2000s Archive

Living Kitchens

Part 2

continued (page 2 of 4)

Who’s cooking?

Q. Will the kitchen frequently be used by more than one cook? If there will be two cooks (or more), will they work simultaneously? Are their repertoires significantly different?

A. You may want an additional sink with prep space, or even two separate cooktops.

Q. How tall is the principal cook? Is he or she right- or left-handed? Any frequent helper? Does any household member have a disability?

A. These answers are vital when deciding counter heights and positions of the main preparation areas. Consider counters at staggered heights to suit users of all sizes, ages, and abilities.

Q.Do you use a caterer frequently?

A. Caterers prize clients whose kitchens provide at least two full-size sinks, a bar workstation, and abundant counter space for their crates, as well as generous ovens and four or more burners.

Q. Does the principal cook feel at ease with non–family members watching his or her antics (and seeing dirty sauce-pans)?

A. If not, strive to screen the main preparation area and the dishwasher.

Q. Where do you situate yourself on the tidiness scale? Are you a minimalist? Or do you subscribe to the notion that the best houses are scrapbooks?

A. If you like your implements and ingredients out of sight, nestled in drawers and cupboards, arranged by function, size, and alphabet, you should plan plenty of dedicated cabinet space. If you find inspiration in rows of bottles of olive oil and braids of garlic, in knowing your mortar and pestle are at hand, be sure the counters are deep enough to accommodate everything.

Who’s coming for dinner?

Q.How many people live in your household? And are they adults, teen-agers, children, toddlers, infants?

A. Teen-age grazing and foraging require generous storage; toddlers demand special safety precautions: rounded corners, childproof storage for cleaning supplies, out-of-reach knives and appliance controls, and so on.

Q. If you have or plan a more formal dining area or room, how many will it seat? How regularly do you expect to use it? What is the maximum number of guests you can imagine entertaining at home? For what kind of occasion?
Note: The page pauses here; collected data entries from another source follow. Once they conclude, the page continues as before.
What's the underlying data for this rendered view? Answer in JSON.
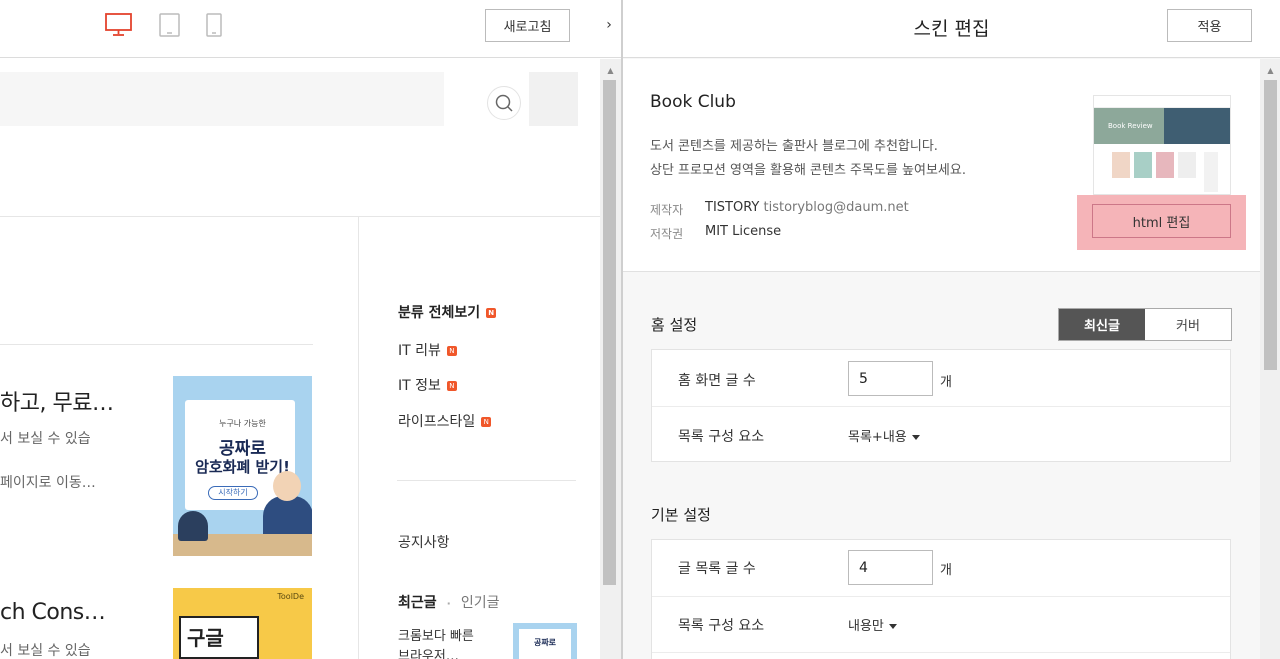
{
  "left_toolbar": {
    "devices": [
      {
        "name": "desktop",
        "icon": "monitor-icon",
        "active": true
      },
      {
        "name": "tablet",
        "icon": "tablet-icon",
        "active": false
      },
      {
        "name": "mobile",
        "icon": "phone-icon",
        "active": false
      }
    ],
    "refresh_label": "새로고침",
    "collapse_glyph": "›"
  },
  "preview": {
    "posts": [
      {
        "title": "하고, 무료…",
        "line1": "서 보실 수 있습",
        "line2": "페이지로 이동…",
        "thumb": {
          "top_text": "누구나 가능한",
          "main1": "공짜로",
          "main2": "암호화폐 받기!",
          "button": "시작하기"
        }
      },
      {
        "title": "ch Cons…",
        "line1": "서 보실 수 있습",
        "thumb": {
          "brand": "ToolDe",
          "main": "구글"
        }
      }
    ],
    "sidebar": {
      "category_all": "분류 전체보기",
      "categories": [
        "IT 리뷰",
        "IT 정보",
        "라이프스타일"
      ],
      "notice": "공지사항",
      "tab_recent": "최근글",
      "tab_popular": "인기글",
      "recent_line1": "크롬보다 빠른",
      "recent_line2": "브라우저…",
      "recent_thumb_text": "공짜로"
    },
    "badge": "N"
  },
  "panel": {
    "title": "스킨 편집",
    "apply_label": "적용",
    "skin": {
      "name": "Book Club",
      "desc1": "도서 콘텐츠를 제공하는 출판사 블로그에 추천합니다.",
      "desc2": "상단 프로모션 영역을 활용해 콘텐츠 주목도를 높여보세요.",
      "maker_label": "제작자",
      "maker_value": "TISTORY",
      "maker_email": "tistoryblog@daum.net",
      "license_label": "저작권",
      "license_value": "MIT License",
      "html_edit_label": "html 편집",
      "preview_banner_text": "Book Review"
    },
    "home_settings": {
      "title": "홈 설정",
      "toggle": [
        "최신글",
        "커버"
      ],
      "toggle_active": "최신글",
      "rows": [
        {
          "label": "홈 화면 글 수",
          "value": "5",
          "unit": "개"
        },
        {
          "label": "목록 구성 요소",
          "select": "목록+내용"
        }
      ]
    },
    "basic_settings": {
      "title": "기본 설정",
      "rows": [
        {
          "label": "글 목록 글 수",
          "value": "4",
          "unit": "개"
        },
        {
          "label": "목록 구성 요소",
          "select": "내용만"
        }
      ]
    }
  },
  "colors": {
    "accent_red": "#e4432d",
    "badge_orange": "#f0572a",
    "highlight_pink": "#f5b4b8",
    "toggle_active": "#555555"
  }
}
A. China and cookware storage needs to expand exponentially if you entertain frequently.

Q. Do you want an eat-in kitchen? Is this realistic? How many do you typically expect to seat for a meal there? Which meals? How formal? Will these be house-hold members or guests?

A. Counters are grand for quick meals, but dinners cry out for a table. Upholstered banquettes can provide maximum seating in tight spaces.

Q. Do you have pets?

A. Many a dog spends much of its life in the kitchen, along with cats, goldfish, and parrots.

What do you eat?

Q. How many evenings each week do you eat at home? And how many of those meals do you actually cook?

A. Chart an average week’s meals in your house. Indicate how many people sat down as a group at each meal (and who ate microwaved leftovers in front of the television), how long it took to prepare, and whether it was heat ’n’ serve or cooked from scratch, using what appliances. Deconstruct the steps needed to create your signature dishes, whether that means veal Orloff or reheated pizza.

Q. What single meal or task consumes the majority of your time in the kitchen? Is making breakfast the most trying? Or is it weekday family dinners, a familiar candidate for most-tedious? Maybe it’s parties.

A. The meal that provokes the worst angst deserves the most design attention. Analyze the steps and then work out how you might group ingredients and equipment near their place of use. You can often design problems out of existence.

Q. Does any member of your household have a special diet?

A. One vegetarian teen-ager can double the pressure on your prep area; one adult advised to cut back on sodium can multiply the pantry’s contents.

How do you stock your kitchen?

Q. How often do you shop, and for what kinds of food?

A. Those who shop once a week need ample refrigerator and freezer capacity.

Q. Do you shop at discount warehouses?

A. Bulk purchases require bulk storage.

Q. Do you grow vegetables and fruits or go on pick-your-own expeditions? And then pickle, can, or freeze the harvest?

A. Allow enough shelf or freezer space for your bounty.